As shown in the diagram, your contactor(s) usually goes near the controller. You want it to isolate the controller when powered down. 

There's no reason for it to be near the ignition switch unless that's where your controller is. You want to minimize the lengths of traction wire you need (cost, weight, etc) while smaller wire like that switching your contactor doesn't matter much.


----------



## frodus (Apr 12, 2008)

Some controllers have all that build in... they limit current on the driver that drives the contactor. I don't know about the DMOC, so you'd have to ask someone who knows more about it.


----------



## TEV (Nov 25, 2011)

From the DMOC manual : Note, no contactors should be included in either the DC or AC wires in Figure 2.

You should ask your EE friend to read the manual.


----------



## TEV (Nov 25, 2011)

And if you are afraid of a runaway controller situation, that happens only on DC motors controllers, and the DMOC is an AC one.


----------



## kennybobby (Aug 10, 2012)

i don't see a diode across the contactor in your diagram--there is a free-wheeling diode across the control coil of the contactor, but not the larger power contacts. The free-wheeling diode provides a path for the control coil current to circulate when the control is turned off and the magnetic field of the coil is collapsing.


----------



## sabahtom (Mar 1, 2011)

TEV said:


> From the DMOC manual : Note, no contactors should be included in either the DC or AC wires in Figure 2.
> 
> You should ask your EE friend to read the manual.


Hi TEV

It's a bit late here but I can't see that bit of text anywhere in the manual. Could also be I've got a different version of it. I've attached a screenshot of the wiring diagram from that manual.

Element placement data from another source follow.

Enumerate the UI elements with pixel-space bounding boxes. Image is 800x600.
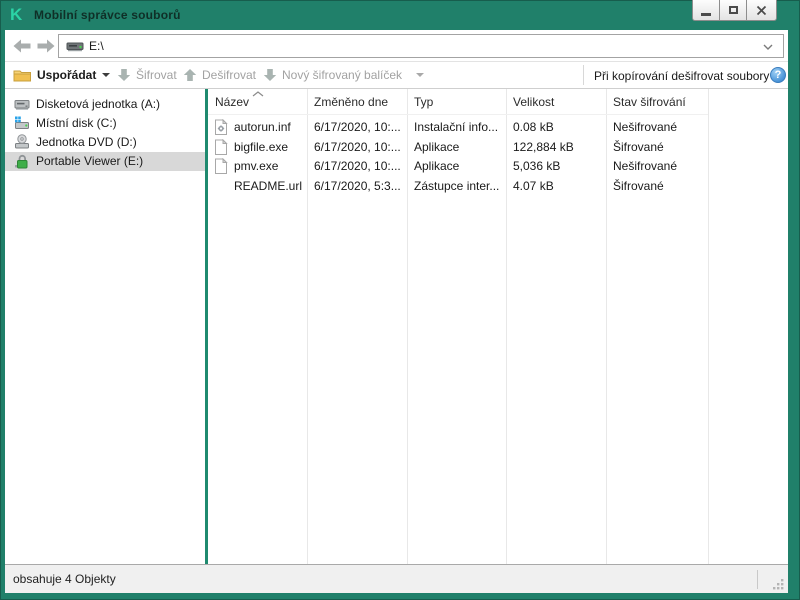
drive-label: Portable Viewer (E:) <box>36 154 144 168</box>
back-button[interactable] <box>11 38 33 54</box>
sidebar-item-drive-c[interactable]: Místní disk (C:) <box>5 114 205 133</box>
file-encryption-status: Nešifrované <box>613 120 678 134</box>
file-type: Zástupce inter... <box>414 179 500 193</box>
file-name: autorun.inf <box>234 120 291 134</box>
arrow-down-icon <box>117 69 131 81</box>
window-title: Mobilní správce souborů <box>34 8 181 22</box>
navigation-bar: E:\ <box>5 30 788 62</box>
header-divider <box>208 114 708 115</box>
sidebar-item-drive-e-selected[interactable]: Portable Viewer (E:) <box>5 152 205 171</box>
maximize-button[interactable] <box>719 0 747 21</box>
generic-file-icon <box>215 139 228 155</box>
file-encryption-status: Šifrované <box>613 140 664 154</box>
file-modified: 6/17/2020, 10:... <box>314 120 401 134</box>
file-row-readme-url[interactable]: README.url 6/17/2020, 5:3... Zástupce in… <box>208 177 788 196</box>
address-bar[interactable]: E:\ <box>58 34 784 58</box>
minimize-button[interactable] <box>692 0 720 21</box>
toolbar-separator <box>583 65 584 85</box>
column-header-modified[interactable]: Změněno dne <box>314 89 388 114</box>
close-icon <box>756 5 767 15</box>
file-list: Název Změněno dne Typ Velikost Stav šifr… <box>208 89 788 564</box>
file-size: 4.07 kB <box>513 179 554 193</box>
organize-label: Uspořádat <box>37 68 97 82</box>
file-encryption-status: Šifrované <box>613 179 664 193</box>
minimize-icon <box>701 12 711 16</box>
file-name: bigfile.exe <box>234 140 289 154</box>
organize-button[interactable]: Uspořádat <box>13 62 111 88</box>
folder-icon <box>13 70 31 81</box>
encrypt-button[interactable]: Šifrovat <box>117 62 177 88</box>
setup-info-file-icon <box>215 119 228 135</box>
status-text: obsahuje 4 Objekty <box>13 572 116 586</box>
file-name: README.url <box>234 179 303 193</box>
arrow-up-icon <box>183 69 197 81</box>
maximize-icon <box>728 6 738 14</box>
sort-ascending-icon <box>252 91 264 97</box>
file-size: 122,884 kB <box>513 140 574 154</box>
file-type: Aplikace <box>414 159 460 173</box>
encrypt-label: Šifrovat <box>136 68 177 82</box>
drive-label: Disketová jednotka (A:) <box>36 97 161 111</box>
statusbar-separator <box>757 570 758 589</box>
file-row-bigfile-exe[interactable]: bigfile.exe 6/17/2020, 10:... Aplikace 1… <box>208 138 788 157</box>
window-controls <box>692 0 777 21</box>
hard-drive-icon <box>15 116 29 129</box>
file-type: Instalační info... <box>414 120 499 134</box>
floppy-drive-icon <box>14 100 30 110</box>
sidebar-item-drive-d[interactable]: Jednotka DVD (D:) <box>5 133 205 152</box>
help-icon[interactable] <box>770 67 786 83</box>
file-size: 0.08 kB <box>513 120 554 134</box>
dvd-drive-icon <box>15 134 29 149</box>
status-bar: obsahuje 4 Objekty <box>5 564 788 593</box>
file-modified: 6/17/2020, 10:... <box>314 140 401 154</box>
file-name: pmv.exe <box>234 159 279 173</box>
titlebar: K Mobilní správce souborů <box>0 0 800 30</box>
address-path: E:\ <box>89 39 104 53</box>
chevron-down-icon[interactable] <box>763 44 773 51</box>
drive-icon <box>66 42 84 52</box>
file-row-pmv-exe[interactable]: pmv.exe 6/17/2020, 10:... Aplikace 5,036… <box>208 157 788 176</box>
new-package-dropdown-caret-icon <box>416 73 425 77</box>
generic-file-icon <box>215 158 228 174</box>
file-size: 5,036 kB <box>513 159 561 173</box>
drive-label: Místní disk (C:) <box>36 116 117 130</box>
forward-button[interactable] <box>35 38 57 54</box>
new-encrypted-package-label: Nový šifrovaný balíček <box>282 68 403 82</box>
file-row-autorun-inf[interactable]: autorun.inf 6/17/2020, 10:... Instalační… <box>208 118 788 137</box>
drive-list: Disketová jednotka (A:) Místní disk (C:)… <box>5 89 205 564</box>
column-header-size[interactable]: Velikost <box>513 89 554 114</box>
organize-dropdown-caret-icon <box>102 73 111 77</box>
decrypt-on-copy-label: Při kopírování dešifrovat soubory <box>594 69 770 83</box>
new-encrypted-package-button[interactable]: Nový šifrovaný balíček <box>263 62 425 88</box>
decrypt-label: Dešifrovat <box>202 68 257 82</box>
file-encryption-status: Nešifrované <box>613 159 678 173</box>
arrow-down-icon <box>263 69 277 81</box>
column-header-name[interactable]: Název <box>215 89 249 114</box>
file-modified: 6/17/2020, 10:... <box>314 159 401 173</box>
column-header-type[interactable]: Typ <box>414 89 433 114</box>
column-header-encryption-status[interactable]: Stav šifrování <box>613 89 686 114</box>
resize-grip-icon[interactable] <box>772 578 784 590</box>
sidebar-item-drive-a[interactable]: Disketová jednotka (A:) <box>5 95 205 114</box>
toolbar: Uspořádat Šifrovat Dešifrovat Nový šifro… <box>5 62 788 89</box>
file-modified: 6/17/2020, 5:3... <box>314 179 401 193</box>
close-button[interactable] <box>746 0 777 21</box>
decrypt-button[interactable]: Dešifrovat <box>183 62 256 88</box>
app-window: K Mobilní správce souborů E:\ Uspořádat … <box>0 0 800 600</box>
file-type: Aplikace <box>414 140 460 154</box>
kaspersky-logo-icon: K <box>10 5 23 24</box>
drive-label: Jednotka DVD (D:) <box>36 135 137 149</box>
encrypted-drive-lock-icon <box>15 154 28 169</box>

The screenshot doesn't show a contactor anywhere so I guess there's no need.


----------



## TEV (Nov 25, 2011)

They recommend to have the High voltage connected to the controller all the time, and disconnect it only when you put the car in storage.


----------



## sabahtom (Mar 1, 2011)

TEV said:


> They recommend to have the High voltage connected to the controller all the time, and disconnect it only when you put the car in storage.


So if I'm looking to do a short test drive, I need to wire up the battery pack to the controller and the controller to the motor, and connect the pot boxes and ignition? Thought I must be missing something.


----------



## TEV (Nov 25, 2011)

sabahtom said:


> So if I'm looking to do a short test drive, I need to wire up the battery pack to the controller and the controller to the motor, and connect the pot boxes and ignition? Thought I must be missing something.


I did just that for my test drive, but I did installed a 250A fuse between battery pack and controller.


----------



## frodus (Apr 12, 2008)

You *always* need a fuse (or DC circuit breaker), but you may not need a contactor (as stated by TEV).


----------